Herzog lends himself by very nature of his oddity to be the prime subject of documentation. Therefore at the outset you know this is going to be interesting to say the least. From existential monologues bordering on absurdity to simply watching a cinematic force at work, worth the price of the admission. What one isn't expecting and finds quite delightful is many scenes of natural beauty within the jungle context.
I could listen to Herzog talk for hours, but honestly, the documentary could've been better.
Narrator: "Herzog is stranded in the jungle with a 300 ton steamship that won't move and time is running out. He needs money to move the ship but no one would invest unless the ship moves first."

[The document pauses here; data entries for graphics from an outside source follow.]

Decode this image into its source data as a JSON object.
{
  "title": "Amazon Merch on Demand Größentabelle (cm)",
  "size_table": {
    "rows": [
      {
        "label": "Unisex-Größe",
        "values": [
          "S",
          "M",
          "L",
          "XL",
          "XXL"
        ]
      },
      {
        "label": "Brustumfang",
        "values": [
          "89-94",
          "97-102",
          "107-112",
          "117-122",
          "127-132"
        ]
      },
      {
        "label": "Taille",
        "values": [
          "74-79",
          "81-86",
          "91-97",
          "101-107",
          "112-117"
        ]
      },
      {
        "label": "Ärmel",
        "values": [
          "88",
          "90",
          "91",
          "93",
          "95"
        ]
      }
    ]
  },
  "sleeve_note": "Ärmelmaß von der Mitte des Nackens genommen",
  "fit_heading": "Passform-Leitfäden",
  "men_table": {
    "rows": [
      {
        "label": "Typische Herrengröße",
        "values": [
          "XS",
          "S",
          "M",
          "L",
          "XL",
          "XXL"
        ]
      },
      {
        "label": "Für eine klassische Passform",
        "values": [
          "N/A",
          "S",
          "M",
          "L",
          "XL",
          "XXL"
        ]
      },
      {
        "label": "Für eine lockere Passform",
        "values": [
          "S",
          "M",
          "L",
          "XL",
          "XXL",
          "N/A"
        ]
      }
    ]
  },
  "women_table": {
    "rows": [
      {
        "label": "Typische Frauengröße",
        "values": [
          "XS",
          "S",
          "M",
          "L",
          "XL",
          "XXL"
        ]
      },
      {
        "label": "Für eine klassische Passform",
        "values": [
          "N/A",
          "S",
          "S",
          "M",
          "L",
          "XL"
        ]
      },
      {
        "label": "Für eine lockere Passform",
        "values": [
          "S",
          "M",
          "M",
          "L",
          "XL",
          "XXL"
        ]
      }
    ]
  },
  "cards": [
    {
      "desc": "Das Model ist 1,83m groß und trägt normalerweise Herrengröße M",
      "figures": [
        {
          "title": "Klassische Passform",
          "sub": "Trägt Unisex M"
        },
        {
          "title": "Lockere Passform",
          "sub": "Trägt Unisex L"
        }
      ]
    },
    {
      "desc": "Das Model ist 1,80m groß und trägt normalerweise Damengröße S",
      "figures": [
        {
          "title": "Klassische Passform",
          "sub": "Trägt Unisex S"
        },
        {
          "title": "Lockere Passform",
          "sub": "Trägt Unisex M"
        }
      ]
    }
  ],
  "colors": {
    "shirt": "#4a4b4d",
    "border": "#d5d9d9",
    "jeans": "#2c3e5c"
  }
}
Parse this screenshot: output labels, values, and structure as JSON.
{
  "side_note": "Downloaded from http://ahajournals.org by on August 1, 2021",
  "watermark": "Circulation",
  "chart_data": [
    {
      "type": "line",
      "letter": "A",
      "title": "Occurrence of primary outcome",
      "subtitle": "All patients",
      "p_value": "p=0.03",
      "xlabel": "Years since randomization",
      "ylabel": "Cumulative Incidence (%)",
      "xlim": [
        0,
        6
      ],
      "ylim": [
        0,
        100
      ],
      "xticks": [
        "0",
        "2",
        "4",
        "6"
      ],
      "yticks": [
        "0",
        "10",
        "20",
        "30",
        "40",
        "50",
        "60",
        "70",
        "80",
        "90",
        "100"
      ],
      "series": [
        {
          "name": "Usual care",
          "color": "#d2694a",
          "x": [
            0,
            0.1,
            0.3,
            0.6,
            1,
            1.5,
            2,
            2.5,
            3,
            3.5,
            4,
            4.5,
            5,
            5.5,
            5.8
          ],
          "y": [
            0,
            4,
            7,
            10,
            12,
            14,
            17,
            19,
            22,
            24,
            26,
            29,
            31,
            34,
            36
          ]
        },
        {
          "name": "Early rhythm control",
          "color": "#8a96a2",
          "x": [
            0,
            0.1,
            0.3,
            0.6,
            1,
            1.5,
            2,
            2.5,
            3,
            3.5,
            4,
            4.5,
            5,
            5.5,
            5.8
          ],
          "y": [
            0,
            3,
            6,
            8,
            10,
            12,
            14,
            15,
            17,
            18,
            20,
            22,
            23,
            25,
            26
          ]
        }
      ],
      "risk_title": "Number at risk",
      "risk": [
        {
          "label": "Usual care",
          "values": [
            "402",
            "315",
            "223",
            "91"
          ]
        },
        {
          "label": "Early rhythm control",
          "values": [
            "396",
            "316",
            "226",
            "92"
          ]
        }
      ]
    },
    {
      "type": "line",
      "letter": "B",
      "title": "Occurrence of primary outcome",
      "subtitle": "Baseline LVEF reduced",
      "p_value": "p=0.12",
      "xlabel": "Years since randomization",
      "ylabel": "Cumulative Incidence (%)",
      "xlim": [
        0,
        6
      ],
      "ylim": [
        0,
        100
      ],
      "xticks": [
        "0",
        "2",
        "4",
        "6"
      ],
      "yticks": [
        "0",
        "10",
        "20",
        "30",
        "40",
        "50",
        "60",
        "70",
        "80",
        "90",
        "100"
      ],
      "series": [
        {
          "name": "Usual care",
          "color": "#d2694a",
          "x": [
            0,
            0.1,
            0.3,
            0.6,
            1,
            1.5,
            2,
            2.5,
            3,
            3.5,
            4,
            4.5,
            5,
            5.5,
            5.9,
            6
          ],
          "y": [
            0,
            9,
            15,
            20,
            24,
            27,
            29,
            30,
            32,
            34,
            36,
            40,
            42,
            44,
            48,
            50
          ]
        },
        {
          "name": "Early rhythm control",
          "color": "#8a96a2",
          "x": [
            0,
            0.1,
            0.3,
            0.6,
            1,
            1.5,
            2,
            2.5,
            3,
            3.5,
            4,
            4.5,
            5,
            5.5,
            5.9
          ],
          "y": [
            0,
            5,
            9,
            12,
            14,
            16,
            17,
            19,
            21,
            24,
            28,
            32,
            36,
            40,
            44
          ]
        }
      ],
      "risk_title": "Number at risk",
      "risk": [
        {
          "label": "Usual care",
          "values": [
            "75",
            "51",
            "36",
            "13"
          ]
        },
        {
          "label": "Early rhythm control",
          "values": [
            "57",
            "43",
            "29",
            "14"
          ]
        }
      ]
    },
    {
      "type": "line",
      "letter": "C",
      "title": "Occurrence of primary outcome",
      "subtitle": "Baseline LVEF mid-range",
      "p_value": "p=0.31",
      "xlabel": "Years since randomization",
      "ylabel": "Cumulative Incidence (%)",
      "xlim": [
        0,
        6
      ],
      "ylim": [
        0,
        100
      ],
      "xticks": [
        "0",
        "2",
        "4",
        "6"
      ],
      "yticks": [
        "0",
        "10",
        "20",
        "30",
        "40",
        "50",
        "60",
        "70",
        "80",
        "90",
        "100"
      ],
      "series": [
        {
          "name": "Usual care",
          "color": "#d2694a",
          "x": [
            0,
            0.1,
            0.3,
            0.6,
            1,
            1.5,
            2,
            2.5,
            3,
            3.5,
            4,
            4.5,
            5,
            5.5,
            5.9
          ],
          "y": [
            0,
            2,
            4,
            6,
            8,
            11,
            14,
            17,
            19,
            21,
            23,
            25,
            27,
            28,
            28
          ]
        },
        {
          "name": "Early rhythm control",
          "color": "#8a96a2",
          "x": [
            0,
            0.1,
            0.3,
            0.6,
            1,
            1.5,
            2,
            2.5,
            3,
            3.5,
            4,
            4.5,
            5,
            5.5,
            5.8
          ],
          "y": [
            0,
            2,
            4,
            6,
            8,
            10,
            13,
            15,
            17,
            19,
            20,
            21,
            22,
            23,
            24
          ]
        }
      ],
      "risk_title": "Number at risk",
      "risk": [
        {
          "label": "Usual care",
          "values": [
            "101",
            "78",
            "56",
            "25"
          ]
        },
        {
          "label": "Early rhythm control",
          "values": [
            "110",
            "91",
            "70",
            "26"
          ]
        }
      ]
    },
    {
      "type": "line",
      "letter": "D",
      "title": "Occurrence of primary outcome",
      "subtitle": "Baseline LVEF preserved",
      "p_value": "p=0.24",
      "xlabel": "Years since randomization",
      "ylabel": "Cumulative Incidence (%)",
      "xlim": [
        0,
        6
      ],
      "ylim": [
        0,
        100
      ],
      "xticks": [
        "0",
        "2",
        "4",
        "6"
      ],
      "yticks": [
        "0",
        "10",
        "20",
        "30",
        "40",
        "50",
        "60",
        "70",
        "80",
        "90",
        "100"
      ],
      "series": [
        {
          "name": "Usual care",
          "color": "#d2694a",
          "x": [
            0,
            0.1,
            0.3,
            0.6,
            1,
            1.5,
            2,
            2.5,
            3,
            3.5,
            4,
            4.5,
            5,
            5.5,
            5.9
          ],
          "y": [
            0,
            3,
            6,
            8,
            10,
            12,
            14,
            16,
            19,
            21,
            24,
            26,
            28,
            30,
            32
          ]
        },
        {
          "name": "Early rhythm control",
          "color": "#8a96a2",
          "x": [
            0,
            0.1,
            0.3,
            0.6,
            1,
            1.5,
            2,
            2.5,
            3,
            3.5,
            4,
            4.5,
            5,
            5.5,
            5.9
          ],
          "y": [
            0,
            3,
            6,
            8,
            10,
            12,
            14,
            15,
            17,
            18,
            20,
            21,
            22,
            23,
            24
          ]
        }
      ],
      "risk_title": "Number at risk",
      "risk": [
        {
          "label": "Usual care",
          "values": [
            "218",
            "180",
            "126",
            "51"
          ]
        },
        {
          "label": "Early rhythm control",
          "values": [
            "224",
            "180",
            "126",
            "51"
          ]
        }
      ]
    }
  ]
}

A documentary about the mammoth & maniacal efforts by Herzog and crew to make Fitzcarraldo, this is even better than the movie. Herzog as the star of this documentary is quite dashing & impossibly hopeful. If I don't complete this movie then I have no dreams, he says (or something like that). As always, Herzog is so quotable and so on the mark. He's a swashbuckler, a poet, and a pioneering anthropologist: a dreamer.

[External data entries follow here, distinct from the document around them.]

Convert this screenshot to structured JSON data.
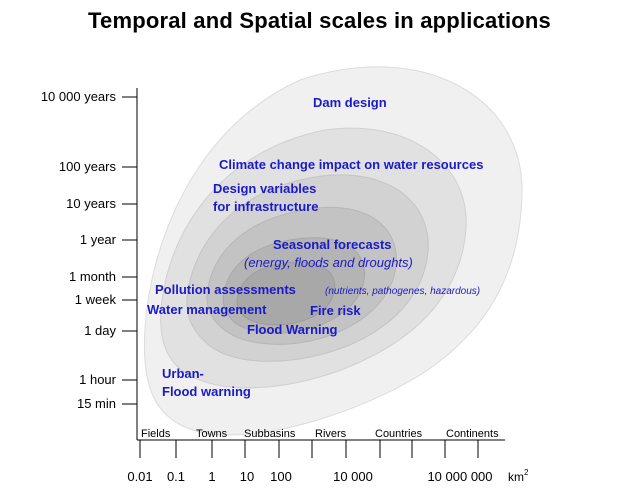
{
  "title": "Temporal and Spatial scales in applications",
  "y_axis": {
    "ticks": [
      "10 000 years",
      "100 years",
      "10 years",
      "1 year",
      "1 month",
      "1 week",
      "1 day",
      "1 hour",
      "15 min"
    ]
  },
  "x_axis": {
    "categories": [
      "Fields",
      "Towns",
      "Subbasins",
      "Rivers",
      "Countries",
      "Continents"
    ],
    "ticks": [
      "0.01",
      "0.1",
      "1",
      "10",
      "100",
      "10 000",
      "10 000 000"
    ],
    "unit": "km",
    "unit_sup": "2"
  },
  "applications": {
    "dam_design": "Dam design",
    "climate_change": "Climate  change  impact  on water resources",
    "design_variables_1": "Design  variables",
    "design_variables_2": "for infrastructure",
    "seasonal_1": "Seasonal  forecasts",
    "seasonal_2": "(energy, floods and droughts)",
    "pollution": "Pollution  assessments",
    "pollution_detail": "(nutrients, pathogenes, hazardous)",
    "water_management": "Water management",
    "fire_risk": "Fire risk",
    "flood_warning": "Flood  Warning",
    "urban_1": "Urban-",
    "urban_2": "Flood  warning"
  },
  "colors": {
    "application_text": "#1a1ac8",
    "zone_outer": "#f0f0f0",
    "zone_2": "#e1e1e1",
    "zone_3": "#d2d2d2",
    "zone_4": "#c3c3c3",
    "zone_5": "#b4b4b4",
    "zone_inner": "#a8a8a8"
  }
}
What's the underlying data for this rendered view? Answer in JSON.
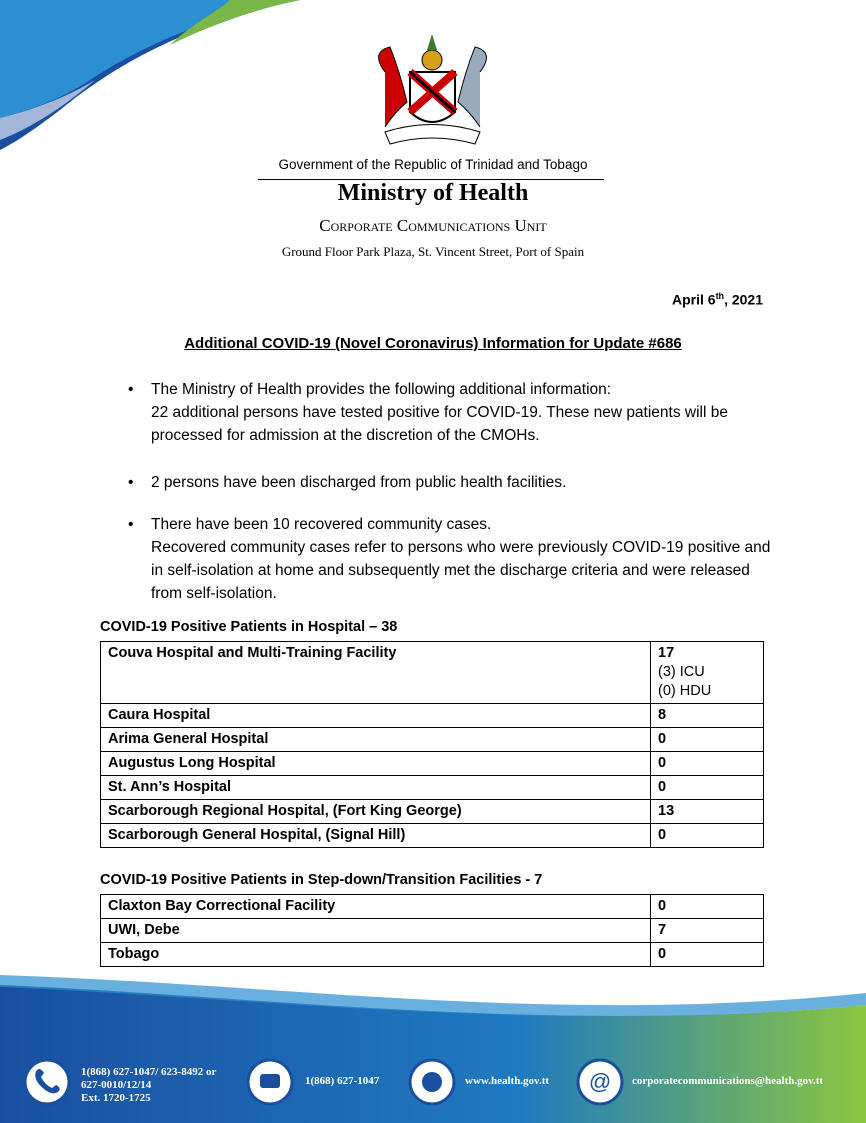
{
  "header": {
    "government": "Government of the Republic of Trinidad and Tobago",
    "ministry": "Ministry of Health",
    "unit": "Corporate Communications Unit",
    "address": "Ground Floor Park Plaza, St. Vincent Street, Port of Spain"
  },
  "date": {
    "day": "April 6",
    "suffix": "th",
    "year": ", 2021"
  },
  "title": "Additional COVID-19 (Novel Coronavirus) Information for Update #686",
  "bullets": [
    {
      "lead": "The Ministry of Health provides the following additional information:",
      "detail": "22 additional persons have tested positive for COVID-19. These new patients will be processed for admission at the discretion of the CMOHs."
    },
    {
      "lead": "2 persons have been discharged from public health facilities."
    },
    {
      "lead": "There have been 10 recovered community cases.",
      "detail": "Recovered community cases refer to persons who were previously COVID-19 positive and in self-isolation at home and subsequently met the discharge criteria and were released from self-isolation."
    }
  ],
  "hospital_table": {
    "title": "COVID-19 Positive Patients in Hospital – 38",
    "rows": [
      {
        "name": "Couva Hospital and Multi-Training Facility",
        "value": 17,
        "notes": [
          "(3) ICU",
          "(0) HDU"
        ]
      },
      {
        "name": "Caura Hospital",
        "value": 8
      },
      {
        "name": "Arima General Hospital",
        "value": 0
      },
      {
        "name": "Augustus Long Hospital",
        "value": 0
      },
      {
        "name": "St. Ann’s Hospital",
        "value": 0
      },
      {
        "name": "Scarborough Regional Hospital, (Fort King George)",
        "value": 13
      },
      {
        "name": "Scarborough General Hospital, (Signal Hill)",
        "value": 0
      }
    ]
  },
  "stepdown_table": {
    "title": "COVID-19 Positive Patients in Step-down/Transition Facilities - 7",
    "rows": [
      {
        "name": "Claxton Bay Correctional Facility",
        "value": 0
      },
      {
        "name": "UWI, Debe",
        "value": 7
      },
      {
        "name": "Tobago",
        "value": 0
      }
    ]
  },
  "footer": {
    "phone": [
      "1(868) 627-1047/ 623-8492 or",
      "627-0010/12/14",
      "Ext. 1720-1725"
    ],
    "fax": "1(868) 627-1047",
    "web": "www.health.gov.tt",
    "email": "corporatecommunications@health.gov.tt"
  }
}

Herzog comes across as an Ahab-esque figure here. His monomania is admirable but terrifying. The same can be said for most artists, but the difference between most artists and film-makers is that film-makers drag a larger group of people down with them than any writer or painter could. At what point does ambition and drive become greed and selfishness? Herzog, more than most, straddles that line regularly.
klaus kinski cracks me up. Amazing that herzog lived with him in the jungle for this length of time and Kinski didn't have a meltdown that resulted in him or someone else dying.
Even the stars here look like a mess. There is no harmony in the universe. No harmony as we have conceived it. But, saying this, it is not that I hate the jungle, I love it, I love it very much. But, I love it against my better judgement.
"If I abandon this project, I would be a man without dreams, and I don't want to live like that." This is the key sentence of the movie from Herzog. Throughout the whole documentary, you see misfortunes and extreme situations on one side, and Werner Herzog on the other side. This man never gives up! Although the burden of his dreams was too heavy, but he finished making Fitzcarraldo with every kind of trouble you could ever think of. Could this documentary be any better? Nope.
When given the choice, I will always watch Burden Of Dreams rather than Fitzcarraldo.
I could listen to Werner Herzog talk for hours about anything but hearing him discuss his masterpiece Fitzcarraldo is the ultimate treat.
I've never seen someone age so much right before my eyes. It's a shame they rushed through the end of the films shoot, The boat finally making it over the mountain lacked the grandiose scene it deserved. I guess it was saved for the actual movie. Best part had to be the 2nd boat floating down the dangerous rapids and slamming into the cliffs. Then Herzog criticizes Kinski for running for cover. Great stuff.
Passion. Passion to make a movie at all costs. Passion to bring the best out of a difficult situation. Passion = Herzog. Passion = Kinski.